La mairie de Rome s’apprête à renverser une règle qui semblait presque intangible, un signe fort non seulement de son approche de la mobilité urbaine mais aussi de sa relation avec les automobilistes et, plus largement, avec le bon sens politique.
ZFE : Rome veut interdire aussi les voitures électriques !

Jusqu’à aujourd’hui, comme dans la plupart des grandes villes italiennes, les voitures 100 % électriques circulaient librement dans les Zones à Trafic Limité (ZTL), l’équivalent des ZFE françaises à quelques détails près, du centre historique sans avoir à payer d’autorisation, et pouvaient même se garer gratuitement sur les « strisce blu » sous réserve d’enregistrement préalable : l’objectif affiché de ce système avait été conçu pour encourager la transition vers des véhicules propres tout en réduisant les entrées de voitures polluantes dans les quartiers historiques.
Mais le nouveau projet de la Ville, porté par le conseiller à la Mobilité Eugenio Patanè, propose de faire payer 1 000 euros par an aux voitures électriques non-résidentes qui souhaitent accéder à la ZTL, en remplacement du libre accès gratuit qui prévalait jusqu’à présent pour ces véhicules zéro émission, explique Il Corriere della Sera ce 12 février 2026. Dans la logique municipale, ce permis onéreux s’ajoute à une révision du statut des hybrides « mild hybrid », qui perdront eux aussi leur gratuité pour le stationnement dans les zones payantes, au nom de la réduction des flux de trafic privé dans le cœur urbain.
Il y a trop de voitures électriques à Rome !
L’argument officiel mérite d’être cité : selon la mairie, l’augmentation du nombre de véhicules électriques en circulation a massivement gonflé les autorisations d’accès à la ZTL, au point de menacer la fluidité du trafic et la disponibilité de places de stationnement, même sans émissions locales. Il s’agit donc — dans le raisonnement de l’administration — de « réguler la mobilité urbaine tout en protégeant la vivabilité du centre historique ».
Ce qui va changer, en termes concrets, est pourtant déroutant. Une voiture électrique, qui fonctionne sans combustion, qui ne participe pas directement à la pollution atmosphérique locale et qui jusqu’ici bénéficiait d’un accès privilégié, se voit désormais assimilée — pour l’accès au centre — à une voiture thermique classique dès lors qu’elle n’est pas immatriculée dans Rome : il faudra passer à la caisse, ou tourner autour des remparts. On peut certes comprendre l’urgence de décongestionner, mais transformer un instrument de transition écologique en prélèvement quasi fiscal à l’entrée de la ville ressemble à une régression politique plus qu’à une avancée environnementale.
La ZFE comme arme anti-voitures… toutes motorisations confondues
Tout le monde n’est pas dupe : cette mesure confond allègrement régulation des flux et taxation punitive, sans lien évident avec la qualité de l’air ou les objectifs climatiques ; elle contraint des conducteurs qui ont justement investi dans une mobilité propre à contribuer — littéralement — au budget municipal. Elle fait d’une zone qui devrait être un espace prioritairement piétonnier ou cyclable un simple produit d’appel tarifaire.
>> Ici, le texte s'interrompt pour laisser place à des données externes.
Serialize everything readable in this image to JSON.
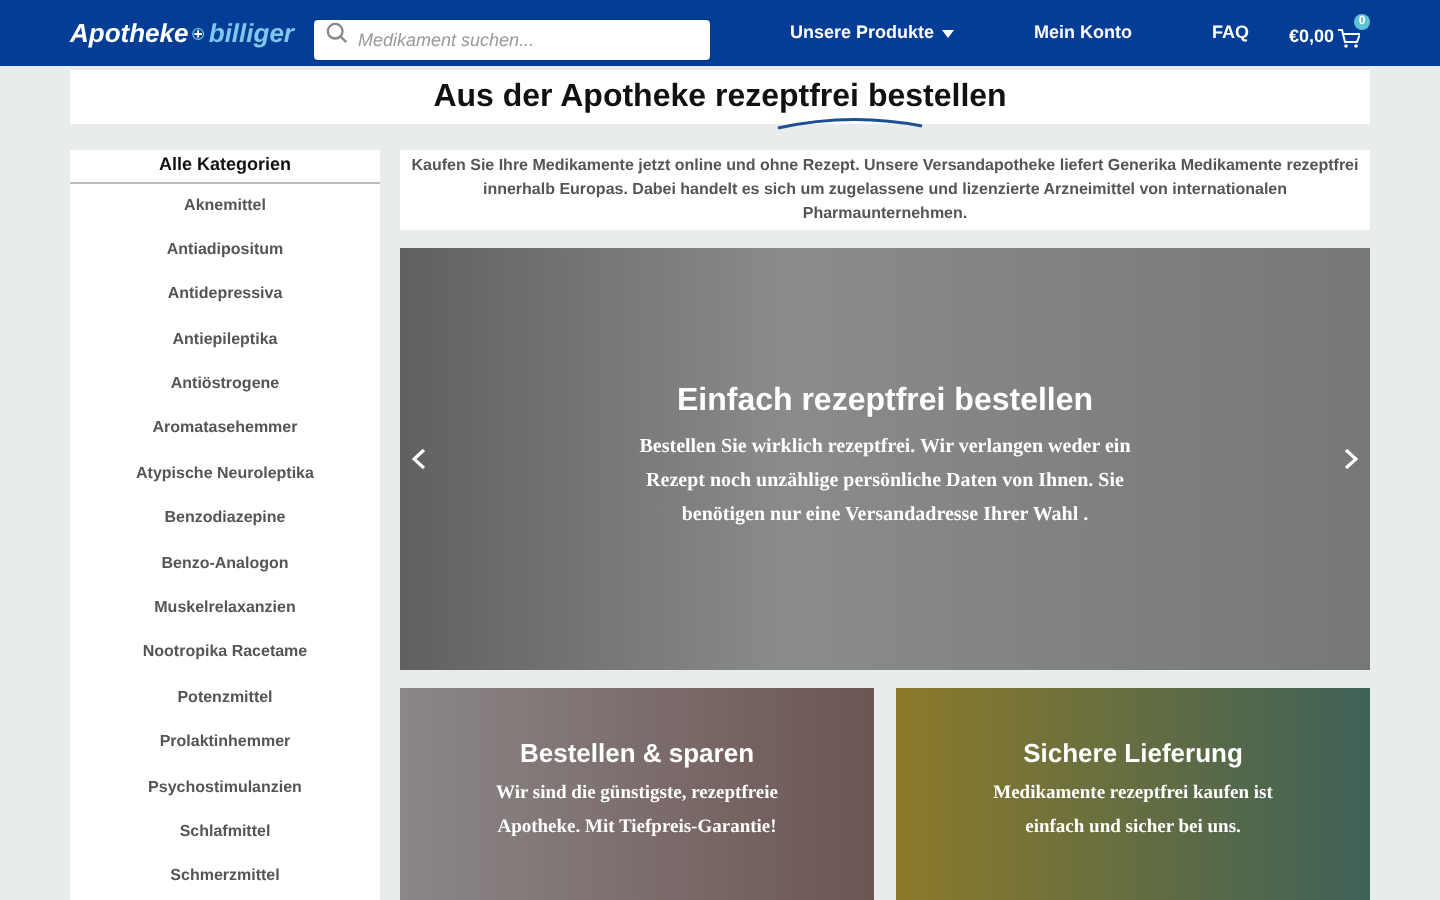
{
  "header": {
    "logo": {
      "left": "Apotheke",
      "right": "billiger"
    },
    "search": {
      "placeholder": "Medikament suchen..."
    },
    "nav": [
      {
        "label": "Unsere Produkte",
        "dropdown": true
      },
      {
        "label": "Mein Konto",
        "dropdown": false
      },
      {
        "label": "FAQ",
        "dropdown": false
      }
    ],
    "cart": {
      "total": "€0,00",
      "count": "0"
    }
  },
  "headline": {
    "before": "Aus der Apotheke",
    "highlight": "rezeptfrei",
    "after": "bestellen"
  },
  "sidebar": {
    "title": "Alle Kategorien",
    "items": [
      "Aknemittel",
      "Antiadipositum",
      "Antidepressiva",
      "Antiepileptika",
      "Antiöstrogene",
      "Aromatasehemmer",
      "Atypische Neuroleptika",
      "Benzodiazepine",
      "Benzo-Analogon",
      "Muskelrelaxanzien",
      "Nootropika Racetame",
      "Potenzmittel",
      "Prolaktinhemmer",
      "Psychostimulanzien",
      "Schlafmittel",
      "Schmerzmittel"
    ]
  },
  "intro": "Kaufen Sie Ihre Medikamente jetzt online und ohne Rezept. Unsere Versandapotheke liefert Generika Medikamente rezeptfrei innerhalb Europas. Dabei handelt es sich um zugelassene und lizenzierte Arzneimittel von internationalen Pharmaunternehmen.",
  "hero": {
    "title": "Einfach rezeptfrei bestellen",
    "text": "Bestellen Sie wirklich rezeptfrei. Wir verlangen weder ein Rezept noch unzählige persönliche Daten von Ihnen. Sie benötigen nur eine Versandadresse Ihrer Wahl ."
  },
  "cards": [
    {
      "title": "Bestellen & sparen",
      "text": "Wir sind die günstigste, rezeptfreie Apotheke. Mit Tiefpreis-Garantie!"
    },
    {
      "title": "Sichere Lieferung",
      "text": "Medikamente rezeptfrei kaufen ist einfach und sicher bei uns."
    }
  ]
}
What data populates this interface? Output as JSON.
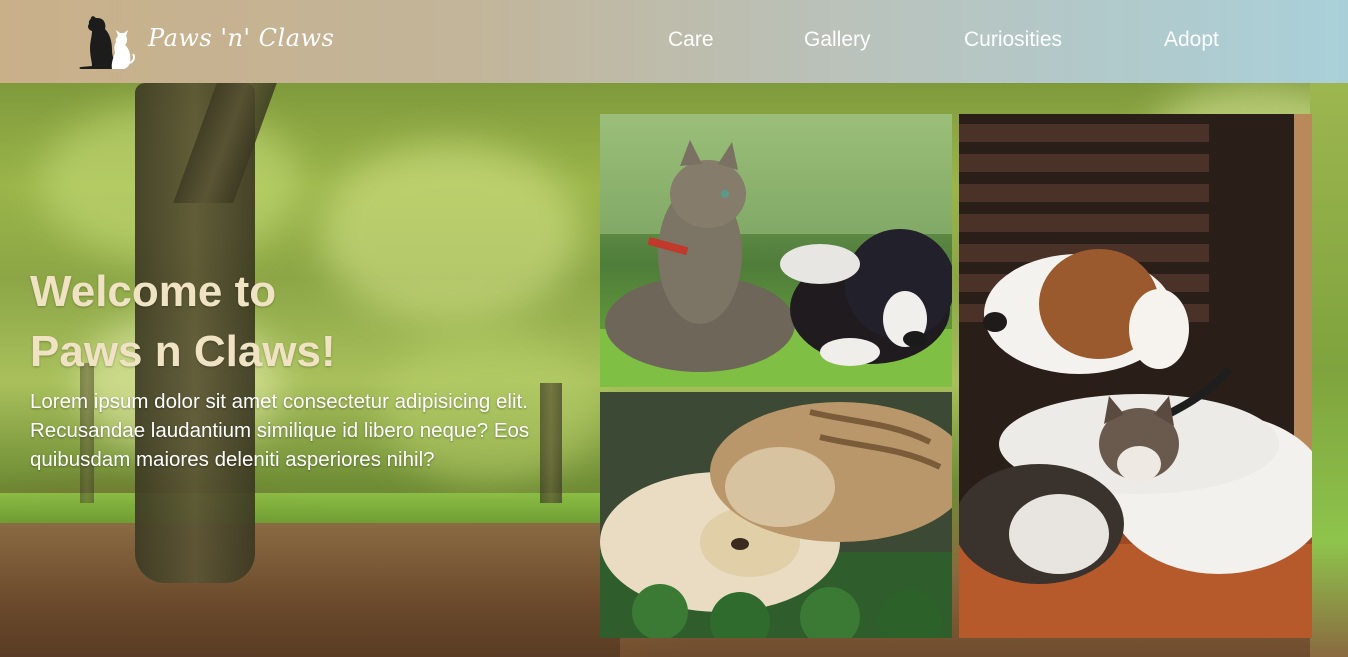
{
  "site": {
    "brand": "Paws 'n' Claws"
  },
  "nav": {
    "items": [
      {
        "label": "Care"
      },
      {
        "label": "Gallery"
      },
      {
        "label": "Curiosities"
      },
      {
        "label": "Adopt"
      }
    ]
  },
  "hero": {
    "title_line1": "Welcome to",
    "title_line2": "Paws n Claws!",
    "body": "Lorem ipsum dolor sit amet consectetur adipisicing elit. Recusandae laudantium similique id libero neque? Eos quibusdam maiores deleniti asperiores nihil?"
  },
  "colors": {
    "header_left": "#c9b089",
    "header_right": "#a9d0d9",
    "title": "#efe3c3",
    "body_text": "#ffffff",
    "nav_text": "#ffffff"
  },
  "icons": {
    "logo": "dog-and-cat-silhouette-icon"
  }
}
Difficile de ne pas y voir une charge idéologique déguisée en politique urbaine, un pas supplémentaire vers une ville où l’automobile n’est plus invitée, mais surtaxée dans des proportions qui rappellent davantage une taxe d’entrée touristique que la gestion pragmatique d’un centre urbain historique.
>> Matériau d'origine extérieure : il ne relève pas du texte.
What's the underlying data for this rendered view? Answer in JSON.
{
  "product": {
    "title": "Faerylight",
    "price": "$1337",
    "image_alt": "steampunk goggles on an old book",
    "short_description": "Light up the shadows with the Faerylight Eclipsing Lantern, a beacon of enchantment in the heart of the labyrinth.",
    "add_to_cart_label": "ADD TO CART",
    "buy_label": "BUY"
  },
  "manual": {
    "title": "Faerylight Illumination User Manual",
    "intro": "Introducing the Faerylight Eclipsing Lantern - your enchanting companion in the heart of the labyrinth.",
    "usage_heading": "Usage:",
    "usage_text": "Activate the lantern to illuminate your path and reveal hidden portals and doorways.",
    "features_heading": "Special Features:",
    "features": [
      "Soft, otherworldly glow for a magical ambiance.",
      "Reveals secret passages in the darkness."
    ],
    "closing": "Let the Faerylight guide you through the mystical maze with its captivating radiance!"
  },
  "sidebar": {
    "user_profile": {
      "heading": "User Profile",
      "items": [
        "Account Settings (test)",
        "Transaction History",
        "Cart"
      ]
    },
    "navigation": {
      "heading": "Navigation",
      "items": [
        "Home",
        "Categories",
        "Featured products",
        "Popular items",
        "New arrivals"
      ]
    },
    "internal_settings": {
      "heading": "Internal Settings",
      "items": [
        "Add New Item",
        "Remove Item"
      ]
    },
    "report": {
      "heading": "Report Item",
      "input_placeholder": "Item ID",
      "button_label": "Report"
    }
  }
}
Si l’on ajoute à ce projet l’introduction récente d’une limitation généralisée à 30 km/h dans la ZTL historique — une mesure qui s’inscrit elle aussi dans une logique de « calme urbain » mais qui s’ajoute encore aux contraintes imposées aux véhicules privés — la cohérence de l’ensemble commence à ressembler à une gestion hypertrophiée du contrôle du trafic, où chaque avancée écologique devient prétexte à une nouvelle règle contraignante plutôt qu’à une simplification intelligente de la mobilité.
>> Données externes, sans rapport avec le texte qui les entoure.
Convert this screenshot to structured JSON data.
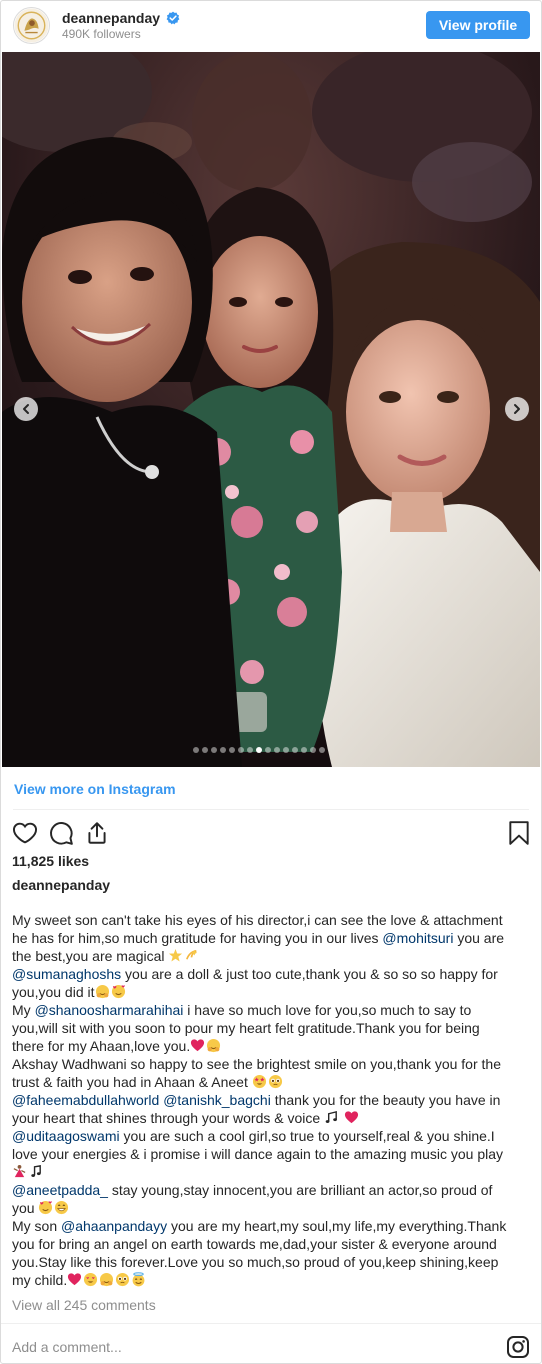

Dans un climat politique déjà tendu autour des politiques urbaines, cette réforme risque de faire vibrer le clivage entre les tenants d’une écologie punitive et ceux qui appellent à une transition raisonnée du transport. Rome, ville millénaire, pourrait bien devenir un cas d’école de la façon dont une ville choisit de gouverner. Reste à savoir si la mairie ira jusqu'à l'absurde ou si elle trouvera un peu de raison.